In Minsk wurde auch vereinbart, dass die Beobachter Satellitenbilder bekommen, um den Abzug der Waffen von ganz oben kontrollieren zu können. Seit Wochen verhandelt die OSZE-Zentrale in Wien darüber mit den Mitgliedsstaaten, die aber offenbar genauso geheimniskrämerisch sind, wie ukrainische Armee und prorussische Rebellen. Denn die Geheimdienste der OSZE-Mitgliedsstaaten zieren sich. Die Bilder müssten tagesaktuell geliefert werden. Weder Amerikaner noch Deutsche wollen ihre schärfsten Fotos herausgeben.

Ukraine Rückzug der Armee aus Ostukraine, ein OSZE-Beobachter (Foto: Reuters/G. Garanich)

Die OSZE-Beobachter können immer noch nicht überall dorthin, wo sie gerne möchten

Und so sind die internationale Öffentlichkeit und ihre Beobachter vor Ort im Osten der Ukraine weitgehend blind. Zehn Kilometer östlich der von der ukrainischen Armee gehaltenen Hafenstadt Mariupol am Assowschen Meer ist für die Beobachter am Checkpoint der Donetsker Rebellenarmee Schluss. Vor allem hier werden zahlreiche russische Panzer vermutet, die Grenze nach Russland ist nur noch 30 Kilometer entfernt. Immer wieder kommt es zu Gefechten bei dem kleinen Ort Shyrokyne mit der ukrainischen Armee. Hier erwarten ohnehin die meisten Ukrainer die nächste Großoffensive der Rebellen, um schließlich einen Landkorridor bis zur von Russland annektierten Krim zu schaffen.
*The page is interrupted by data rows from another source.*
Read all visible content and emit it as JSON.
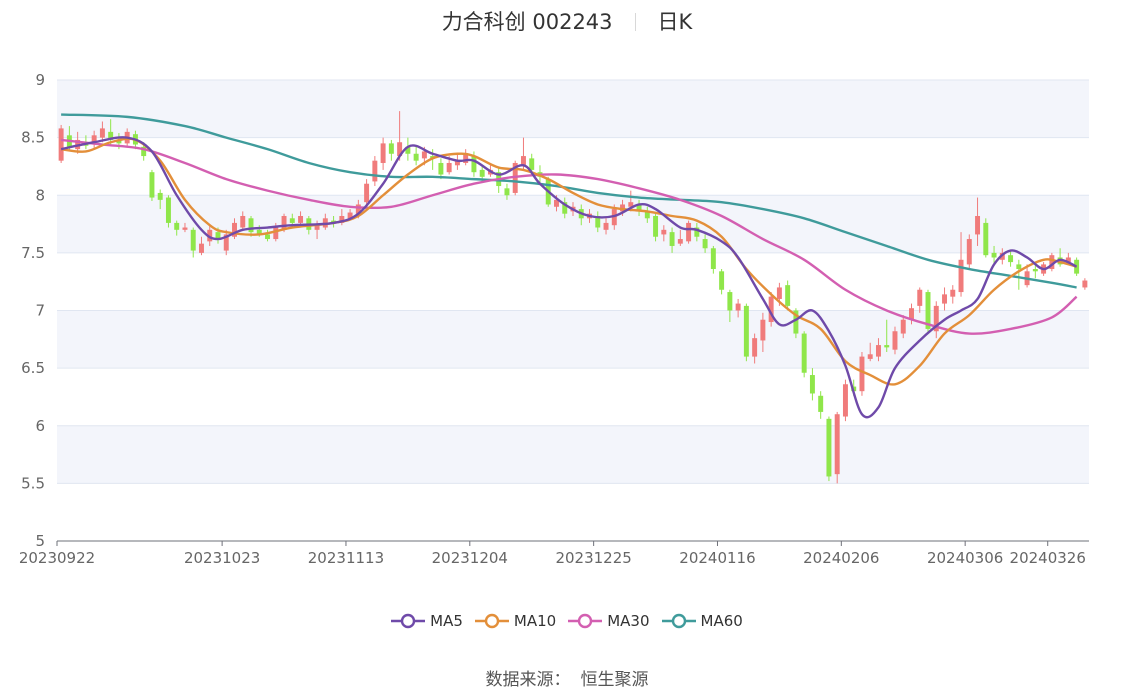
{
  "header": {
    "stock": "力合科创 002243",
    "period": "日K"
  },
  "source": {
    "label": "数据来源：",
    "value": "恒生聚源"
  },
  "colors": {
    "up": "#f07b7b",
    "down": "#8fe64a",
    "band": "#f3f5fb",
    "grid": "#e0e6f1"
  },
  "chart_data": {
    "type": "candlestick",
    "ylim": [
      5,
      9
    ],
    "yticks": [
      "5",
      "5.5",
      "6",
      "6.5",
      "7",
      "7.5",
      "8",
      "8.5",
      "9"
    ],
    "xticks": [
      "20230922",
      "20231023",
      "20231113",
      "20231204",
      "20231225",
      "20240116",
      "20240206",
      "20240306",
      "20240326"
    ],
    "xtick_positions": [
      0,
      20,
      35,
      50,
      65,
      80,
      95,
      110,
      120
    ],
    "legend": [
      {
        "name": "MA5",
        "color": "#6f4aa9"
      },
      {
        "name": "MA10",
        "color": "#e38f3a"
      },
      {
        "name": "MA30",
        "color": "#d35fb1"
      },
      {
        "name": "MA60",
        "color": "#3f9b9b"
      }
    ],
    "candles": [
      [
        8.3,
        8.58,
        8.61,
        8.28
      ],
      [
        8.52,
        8.42,
        8.6,
        8.38
      ],
      [
        8.4,
        8.48,
        8.55,
        8.36
      ],
      [
        8.45,
        8.43,
        8.52,
        8.4
      ],
      [
        8.44,
        8.52,
        8.56,
        8.4
      ],
      [
        8.5,
        8.58,
        8.64,
        8.46
      ],
      [
        8.55,
        8.48,
        8.66,
        8.44
      ],
      [
        8.48,
        8.45,
        8.54,
        8.4
      ],
      [
        8.45,
        8.55,
        8.58,
        8.43
      ],
      [
        8.53,
        8.44,
        8.56,
        8.4
      ],
      [
        8.42,
        8.34,
        8.46,
        8.3
      ],
      [
        8.2,
        7.98,
        8.22,
        7.95
      ],
      [
        8.02,
        7.96,
        8.05,
        7.88
      ],
      [
        7.98,
        7.76,
        8.0,
        7.72
      ],
      [
        7.76,
        7.7,
        7.78,
        7.65
      ],
      [
        7.7,
        7.72,
        7.76,
        7.68
      ],
      [
        7.7,
        7.52,
        7.72,
        7.46
      ],
      [
        7.5,
        7.58,
        7.64,
        7.48
      ],
      [
        7.6,
        7.7,
        7.75,
        7.56
      ],
      [
        7.68,
        7.62,
        7.72,
        7.58
      ],
      [
        7.52,
        7.66,
        7.7,
        7.48
      ],
      [
        7.64,
        7.76,
        7.8,
        7.62
      ],
      [
        7.72,
        7.82,
        7.86,
        7.7
      ],
      [
        7.8,
        7.68,
        7.82,
        7.64
      ],
      [
        7.7,
        7.66,
        7.74,
        7.64
      ],
      [
        7.66,
        7.62,
        7.7,
        7.6
      ],
      [
        7.62,
        7.72,
        7.76,
        7.6
      ],
      [
        7.7,
        7.82,
        7.84,
        7.68
      ],
      [
        7.8,
        7.76,
        7.84,
        7.72
      ],
      [
        7.76,
        7.82,
        7.86,
        7.74
      ],
      [
        7.8,
        7.7,
        7.82,
        7.66
      ],
      [
        7.7,
        7.74,
        7.78,
        7.62
      ],
      [
        7.72,
        7.8,
        7.84,
        7.7
      ],
      [
        7.78,
        7.76,
        7.82,
        7.72
      ],
      [
        7.76,
        7.82,
        7.88,
        7.74
      ],
      [
        7.8,
        7.85,
        7.88,
        7.78
      ],
      [
        7.84,
        7.92,
        7.96,
        7.8
      ],
      [
        7.94,
        8.1,
        8.14,
        7.9
      ],
      [
        8.12,
        8.3,
        8.34,
        8.08
      ],
      [
        8.28,
        8.45,
        8.5,
        8.22
      ],
      [
        8.45,
        8.36,
        8.48,
        8.3
      ],
      [
        8.34,
        8.46,
        8.73,
        8.3
      ],
      [
        8.42,
        8.36,
        8.5,
        8.3
      ],
      [
        8.36,
        8.3,
        8.42,
        8.26
      ],
      [
        8.32,
        8.38,
        8.42,
        8.26
      ],
      [
        8.34,
        8.32,
        8.4,
        8.22
      ],
      [
        8.28,
        8.18,
        8.32,
        8.14
      ],
      [
        8.2,
        8.28,
        8.34,
        8.18
      ],
      [
        8.26,
        8.3,
        8.36,
        8.22
      ],
      [
        8.28,
        8.36,
        8.4,
        8.26
      ],
      [
        8.34,
        8.2,
        8.38,
        8.16
      ],
      [
        8.22,
        8.16,
        8.26,
        8.12
      ],
      [
        8.18,
        8.22,
        8.28,
        8.16
      ],
      [
        8.2,
        8.08,
        8.24,
        8.02
      ],
      [
        8.06,
        8.0,
        8.1,
        7.96
      ],
      [
        8.02,
        8.28,
        8.3,
        8.0
      ],
      [
        8.26,
        8.34,
        8.5,
        8.22
      ],
      [
        8.32,
        8.22,
        8.36,
        8.18
      ],
      [
        8.2,
        8.16,
        8.26,
        8.1
      ],
      [
        8.14,
        7.92,
        8.16,
        7.9
      ],
      [
        7.9,
        7.96,
        8.0,
        7.86
      ],
      [
        7.94,
        7.84,
        7.98,
        7.8
      ],
      [
        7.86,
        7.9,
        7.94,
        7.82
      ],
      [
        7.88,
        7.8,
        7.92,
        7.74
      ],
      [
        7.8,
        7.84,
        7.88,
        7.76
      ],
      [
        7.82,
        7.72,
        7.86,
        7.68
      ],
      [
        7.7,
        7.76,
        7.8,
        7.66
      ],
      [
        7.74,
        7.88,
        7.92,
        7.7
      ],
      [
        7.86,
        7.92,
        7.96,
        7.82
      ],
      [
        7.9,
        7.94,
        8.04,
        7.86
      ],
      [
        7.92,
        7.86,
        7.96,
        7.82
      ],
      [
        7.86,
        7.8,
        7.9,
        7.76
      ],
      [
        7.82,
        7.64,
        7.84,
        7.6
      ],
      [
        7.66,
        7.7,
        7.74,
        7.6
      ],
      [
        7.68,
        7.56,
        7.72,
        7.5
      ],
      [
        7.58,
        7.62,
        7.7,
        7.56
      ],
      [
        7.6,
        7.76,
        7.78,
        7.58
      ],
      [
        7.72,
        7.64,
        7.76,
        7.6
      ],
      [
        7.62,
        7.54,
        7.66,
        7.5
      ],
      [
        7.54,
        7.36,
        7.56,
        7.32
      ],
      [
        7.34,
        7.18,
        7.36,
        7.14
      ],
      [
        7.16,
        7.0,
        7.18,
        6.9
      ],
      [
        7.0,
        7.06,
        7.1,
        6.94
      ],
      [
        7.04,
        6.6,
        7.06,
        6.56
      ],
      [
        6.6,
        6.76,
        6.8,
        6.54
      ],
      [
        6.74,
        6.92,
        6.98,
        6.64
      ],
      [
        6.9,
        7.12,
        7.16,
        6.86
      ],
      [
        7.1,
        7.2,
        7.24,
        7.04
      ],
      [
        7.22,
        7.04,
        7.26,
        7.0
      ],
      [
        7.0,
        6.8,
        7.02,
        6.76
      ],
      [
        6.8,
        6.46,
        6.82,
        6.42
      ],
      [
        6.44,
        6.28,
        6.5,
        6.22
      ],
      [
        6.26,
        6.12,
        6.3,
        6.06
      ],
      [
        6.06,
        5.56,
        6.08,
        5.52
      ],
      [
        5.58,
        6.1,
        6.12,
        5.5
      ],
      [
        6.08,
        6.36,
        6.4,
        6.04
      ],
      [
        6.34,
        6.3,
        6.4,
        6.26
      ],
      [
        6.3,
        6.6,
        6.64,
        6.26
      ],
      [
        6.58,
        6.62,
        6.72,
        6.56
      ],
      [
        6.6,
        6.7,
        6.76,
        6.56
      ],
      [
        6.7,
        6.68,
        6.92,
        6.64
      ],
      [
        6.66,
        6.82,
        6.86,
        6.62
      ],
      [
        6.8,
        6.92,
        6.96,
        6.76
      ],
      [
        6.92,
        7.02,
        7.06,
        6.88
      ],
      [
        7.04,
        7.18,
        7.2,
        6.98
      ],
      [
        7.16,
        6.84,
        7.18,
        6.8
      ],
      [
        6.82,
        7.04,
        7.08,
        6.76
      ],
      [
        7.06,
        7.14,
        7.2,
        7.0
      ],
      [
        7.12,
        7.18,
        7.22,
        7.06
      ],
      [
        7.16,
        7.44,
        7.68,
        7.12
      ],
      [
        7.4,
        7.62,
        7.66,
        7.36
      ],
      [
        7.66,
        7.82,
        7.98,
        7.56
      ],
      [
        7.76,
        7.48,
        7.8,
        7.46
      ],
      [
        7.5,
        7.46,
        7.56,
        7.4
      ],
      [
        7.44,
        7.5,
        7.54,
        7.4
      ],
      [
        7.48,
        7.42,
        7.52,
        7.38
      ],
      [
        7.4,
        7.36,
        7.44,
        7.18
      ],
      [
        7.22,
        7.34,
        7.4,
        7.2
      ],
      [
        7.36,
        7.34,
        7.42,
        7.28
      ],
      [
        7.32,
        7.4,
        7.42,
        7.3
      ],
      [
        7.36,
        7.48,
        7.5,
        7.34
      ],
      [
        7.46,
        7.4,
        7.54,
        7.38
      ],
      [
        7.42,
        7.46,
        7.5,
        7.4
      ],
      [
        7.44,
        7.32,
        7.46,
        7.3
      ],
      [
        7.2,
        7.26,
        7.28,
        7.18
      ]
    ],
    "ma": {
      "MA5": [
        [
          0,
          8.4
        ],
        [
          4,
          8.46
        ],
        [
          8,
          8.5
        ],
        [
          11,
          8.38
        ],
        [
          14,
          8.0
        ],
        [
          17,
          7.7
        ],
        [
          19,
          7.62
        ],
        [
          22,
          7.7
        ],
        [
          25,
          7.72
        ],
        [
          28,
          7.74
        ],
        [
          33,
          7.76
        ],
        [
          36,
          7.84
        ],
        [
          39,
          8.1
        ],
        [
          42,
          8.42
        ],
        [
          45,
          8.36
        ],
        [
          48,
          8.3
        ],
        [
          50,
          8.3
        ],
        [
          53,
          8.18
        ],
        [
          56,
          8.26
        ],
        [
          58,
          8.1
        ],
        [
          61,
          7.92
        ],
        [
          64,
          7.82
        ],
        [
          67,
          7.82
        ],
        [
          70,
          7.92
        ],
        [
          72,
          7.88
        ],
        [
          75,
          7.72
        ],
        [
          77,
          7.7
        ],
        [
          80,
          7.6
        ],
        [
          82,
          7.46
        ],
        [
          85,
          7.1
        ],
        [
          87,
          6.88
        ],
        [
          89,
          6.92
        ],
        [
          91,
          7.0
        ],
        [
          93,
          6.82
        ],
        [
          95,
          6.52
        ],
        [
          97,
          6.1
        ],
        [
          99,
          6.16
        ],
        [
          101,
          6.5
        ],
        [
          104,
          6.74
        ],
        [
          107,
          6.92
        ],
        [
          109,
          7.0
        ],
        [
          111,
          7.1
        ],
        [
          113,
          7.4
        ],
        [
          115,
          7.52
        ],
        [
          117,
          7.46
        ],
        [
          119,
          7.36
        ],
        [
          121,
          7.44
        ],
        [
          123,
          7.38
        ]
      ],
      "MA10": [
        [
          0,
          8.4
        ],
        [
          3,
          8.38
        ],
        [
          6,
          8.46
        ],
        [
          9,
          8.48
        ],
        [
          12,
          8.3
        ],
        [
          15,
          7.96
        ],
        [
          18,
          7.74
        ],
        [
          20,
          7.68
        ],
        [
          24,
          7.66
        ],
        [
          28,
          7.72
        ],
        [
          33,
          7.76
        ],
        [
          36,
          7.82
        ],
        [
          39,
          8.0
        ],
        [
          42,
          8.18
        ],
        [
          45,
          8.32
        ],
        [
          48,
          8.36
        ],
        [
          50,
          8.34
        ],
        [
          53,
          8.24
        ],
        [
          56,
          8.22
        ],
        [
          59,
          8.14
        ],
        [
          62,
          8.02
        ],
        [
          65,
          7.92
        ],
        [
          68,
          7.88
        ],
        [
          71,
          7.86
        ],
        [
          74,
          7.82
        ],
        [
          77,
          7.78
        ],
        [
          80,
          7.64
        ],
        [
          83,
          7.36
        ],
        [
          86,
          7.14
        ],
        [
          89,
          6.96
        ],
        [
          92,
          6.84
        ],
        [
          95,
          6.56
        ],
        [
          98,
          6.44
        ],
        [
          101,
          6.36
        ],
        [
          104,
          6.52
        ],
        [
          107,
          6.8
        ],
        [
          110,
          6.96
        ],
        [
          113,
          7.18
        ],
        [
          116,
          7.34
        ],
        [
          119,
          7.44
        ],
        [
          121,
          7.42
        ],
        [
          123,
          7.38
        ]
      ],
      "MA30": [
        [
          0,
          8.48
        ],
        [
          5,
          8.44
        ],
        [
          10,
          8.4
        ],
        [
          15,
          8.28
        ],
        [
          20,
          8.14
        ],
        [
          25,
          8.04
        ],
        [
          30,
          7.96
        ],
        [
          35,
          7.9
        ],
        [
          40,
          7.9
        ],
        [
          45,
          8.0
        ],
        [
          50,
          8.1
        ],
        [
          55,
          8.16
        ],
        [
          60,
          8.18
        ],
        [
          65,
          8.14
        ],
        [
          70,
          8.06
        ],
        [
          75,
          7.96
        ],
        [
          80,
          7.82
        ],
        [
          85,
          7.62
        ],
        [
          90,
          7.44
        ],
        [
          95,
          7.18
        ],
        [
          100,
          7.0
        ],
        [
          105,
          6.88
        ],
        [
          110,
          6.8
        ],
        [
          115,
          6.84
        ],
        [
          120,
          6.94
        ],
        [
          123,
          7.12
        ]
      ],
      "MA60": [
        [
          0,
          8.7
        ],
        [
          8,
          8.68
        ],
        [
          15,
          8.6
        ],
        [
          20,
          8.5
        ],
        [
          25,
          8.4
        ],
        [
          30,
          8.28
        ],
        [
          35,
          8.2
        ],
        [
          40,
          8.16
        ],
        [
          45,
          8.16
        ],
        [
          50,
          8.14
        ],
        [
          55,
          8.12
        ],
        [
          60,
          8.08
        ],
        [
          65,
          8.02
        ],
        [
          70,
          7.98
        ],
        [
          75,
          7.96
        ],
        [
          80,
          7.94
        ],
        [
          85,
          7.88
        ],
        [
          90,
          7.8
        ],
        [
          95,
          7.68
        ],
        [
          100,
          7.56
        ],
        [
          105,
          7.44
        ],
        [
          110,
          7.36
        ],
        [
          115,
          7.3
        ],
        [
          120,
          7.24
        ],
        [
          123,
          7.2
        ]
      ]
    }
  }
}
Daran würden auch die Beobachter der OSZE nichts ändern können. Dennoch soll die Mission nun aufgestockt werden. Vergangene Woche einigten sich deutsche und russische Diplomaten darauf, das Mandat von 500 auf 1000 Kontrolleure zu erweitern. Doch die Umsetzung kann dauern - mindestens ein halbes Jahr. Die Beobachter brauchen gepanzerte Autos, 125 neue Wagen seien wenigstens nötig, wird in Kiew geschätzt. Und die müssen erst gebaut werden. Es mangelt an allem: Selbst an Telefonen. Während die Mobilverbindungen nach monatelangem Krieg im Osten der Ukraine immer schlechter werden fehlt es selbst an netzunabhängigen Satellitentelefonen. Und das, während die Waffenstillstandslinie sich über mehrere hundert Kilometer erstreckt.

Die USA dagegen handeln: Vergangene Woche hat die Regierung in Washington angekündigt, der ukrainischen Armee 230 gepanzerte Fahrzeuge vom Typ "Humvee" zu liefern. Und auch Aufklärungsdrohnen "Made in USA" sollen bald zur Zielerfassung über dem Rebellengebiet kreisen.